Stell dir vor, es geht das Licht aus: Auf dem ersten Teilstück liegt nämlich auch das mit 120 Metern längste Tunell der ganzen Strecke, während später noch mehrmals kürzere Tunnels durchfahren werden. Wie viele Male mögen diese wohl schon, in ihrer über hundertjährigen Geschichte und in weniger freizügigen Zeiten, verliebten Paaren Gelegenheit zum Austausch erster, heimlicher Busserl geboten haben?

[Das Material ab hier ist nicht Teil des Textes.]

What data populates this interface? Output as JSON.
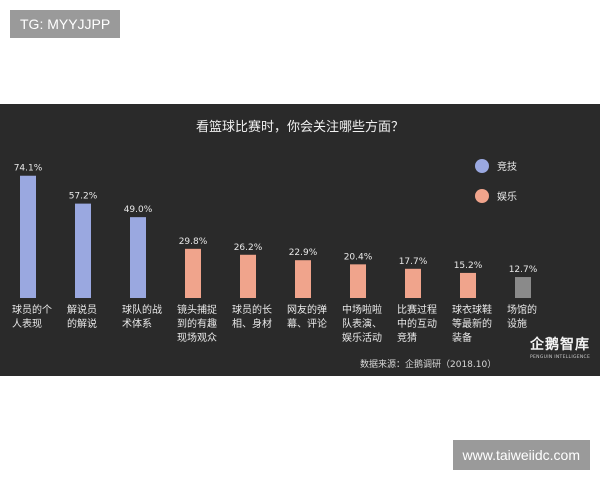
{
  "tags": {
    "top": "TG: MYYJJPP",
    "bottom": "www.taiweiidc.com"
  },
  "source": "数据来源：企鹅调研（2018.10）",
  "logo": {
    "name": "企鹅智库",
    "sub": "PENGUIN INTELLIGENCE"
  },
  "colors": {
    "sports": "#9aa8e0",
    "entertainment": "#f0a48c",
    "facilities": "#8a8a8a",
    "panel": "#2a2a2a"
  },
  "chart_data": {
    "type": "bar",
    "title": "看篮球比赛时，你会关注哪些方面？",
    "categories": [
      [
        "球员的个",
        "人表现"
      ],
      [
        "解说员",
        "的解说"
      ],
      [
        "球队的战",
        "术体系"
      ],
      [
        "镜头捕捉",
        "到的有趣",
        "现场观众"
      ],
      [
        "球员的长",
        "相、身材"
      ],
      [
        "网友的弹",
        "幕、评论"
      ],
      [
        "中场啦啦",
        "队表演、",
        "娱乐活动"
      ],
      [
        "比赛过程",
        "中的互动",
        "竞猜"
      ],
      [
        "球衣球鞋",
        "等最新的",
        "装备"
      ],
      [
        "场馆的",
        "设施"
      ]
    ],
    "values": [
      74.1,
      57.2,
      49.0,
      29.8,
      26.2,
      22.9,
      20.4,
      17.7,
      15.2,
      12.7
    ],
    "value_labels": [
      "74.1%",
      "57.2%",
      "49.0%",
      "29.8%",
      "26.2%",
      "22.9%",
      "20.4%",
      "17.7%",
      "15.2%",
      "12.7%"
    ],
    "groups": [
      "sports",
      "sports",
      "sports",
      "entertainment",
      "entertainment",
      "entertainment",
      "entertainment",
      "entertainment",
      "entertainment",
      "facilities"
    ],
    "legend": [
      {
        "key": "sports",
        "label": "竞技"
      },
      {
        "key": "entertainment",
        "label": "娱乐"
      }
    ],
    "legend_position": "top-right",
    "ylim": [
      0,
      80
    ],
    "grid": false
  }
}
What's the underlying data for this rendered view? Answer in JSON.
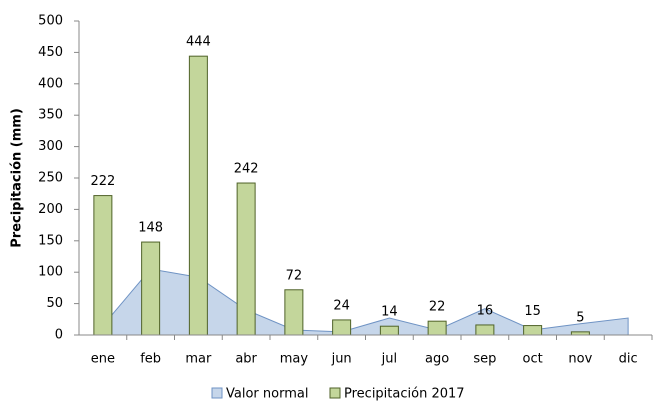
{
  "chart_data": {
    "type": "bar",
    "y_label": "Precipitación (mm)",
    "categories": [
      "ene",
      "feb",
      "mar",
      "abr",
      "may",
      "jun",
      "jul",
      "ago",
      "sep",
      "oct",
      "nov",
      "dic"
    ],
    "series": [
      {
        "name": "Valor normal",
        "type": "area",
        "color": "#c6d6ea",
        "values": [
          15,
          105,
          92,
          40,
          8,
          5,
          27,
          8,
          42,
          8,
          18,
          27
        ]
      },
      {
        "name": "Precipitación 2017",
        "type": "bar",
        "color": "#c3d69b",
        "values": [
          222,
          148,
          444,
          242,
          72,
          24,
          14,
          22,
          16,
          15,
          5,
          null
        ]
      }
    ],
    "ylim": [
      0,
      500
    ],
    "yticks": [
      0,
      50,
      100,
      150,
      200,
      250,
      300,
      350,
      400,
      450,
      500
    ],
    "grid": false
  }
}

Nach einer weiteren halben Stunde vorbei am Kreischberg, an St. Ruprecht, Falkendorf, Hagendorf und anderen Ortschaften, folgt der nächste Halt in Stadl an der Mur. Hier darf das alte Dampfross wieder seinen immensen Durst stillen. Mittels eines alten Wasserkrans wird Wasser zur Dampferzeugung aufgenommen. Damit die Lok - selbst in ihrem hohen Alter - die Gelenke etwas weniger schmerzen, werden hier und bei weiteren Aufenthalten die Lager der Treibstangen durch die Lokmannschaft mehrmals tüchtig geölt. Die Passagiere haben ja die ganze Fahrt über die Möglichkeit, sich im mitgeführten Waggon "Murtalbar" mit Getränken, Snacks und Süßigkeiten zu versorgen, für die jüngsten Fahrgäste steht im Wagen "Sagenhafte Murtalbahn" auch Platz für etwas mehr Bewegung zur Verfügung. Während der gesamten Fahrt unterhält ein Musikant auf seiner Knöpferlharmonika in den Waggons und auf den Bahnsteigen die Reisenden mit steirischen Weisen, darunter auch einem eigenen Murtalbahnlied.
Erfrischt durch diese Rast geht es dann weiter, vorbei an Einach und Predlitz, über die Landesgrenze hinüber nach Salzburg. Vom Oberlauf der Mur aus grüßen aus Rafting-Booten oftmals jene herüber, welche die Gegend lieber vom Wasser aus erkunden, als vom stählernen Band der Murtalbahn-Geleise.
Nach knapp 37 Kilometern, einer Reisezeit von einer Stunde und vierzig Minuten, sowie nach der Überwindung von 203 Höhenmetern, erreicht der Bummelzug schließlich sein Ziel Tamsweg im Salzburger Lungau. Dort ist Gelegenheit für ein ausgiebiges Mittagessen, oder eine zünftige Jause, ehe sich der Zug wieder auf den Weg macht, zurück in die Steiermark, hinunter nach Murau. Nicht nur, weil es nun leicht bergab geht, sondern auch, weil auf der Rückfahrt kein Wasser aufgenommen zu werden braucht, dauert die Rückfahrt nur eineinhalb Stunden. Geölt werden muss trotzdem, jedes Mal, wenn ein Halt erfolgt. Hier gilt der Spruch "Wer gut schmiert, fährt gut" noch in seiner ursprünglichsten Form. Wie eine Zeitreise in die Vergangenheit, so wirkt es oftmals, das tolle Erlebnis einer Fahrt durch das obere Murtal mit dem Dampfbummelzug der Murtalbahn.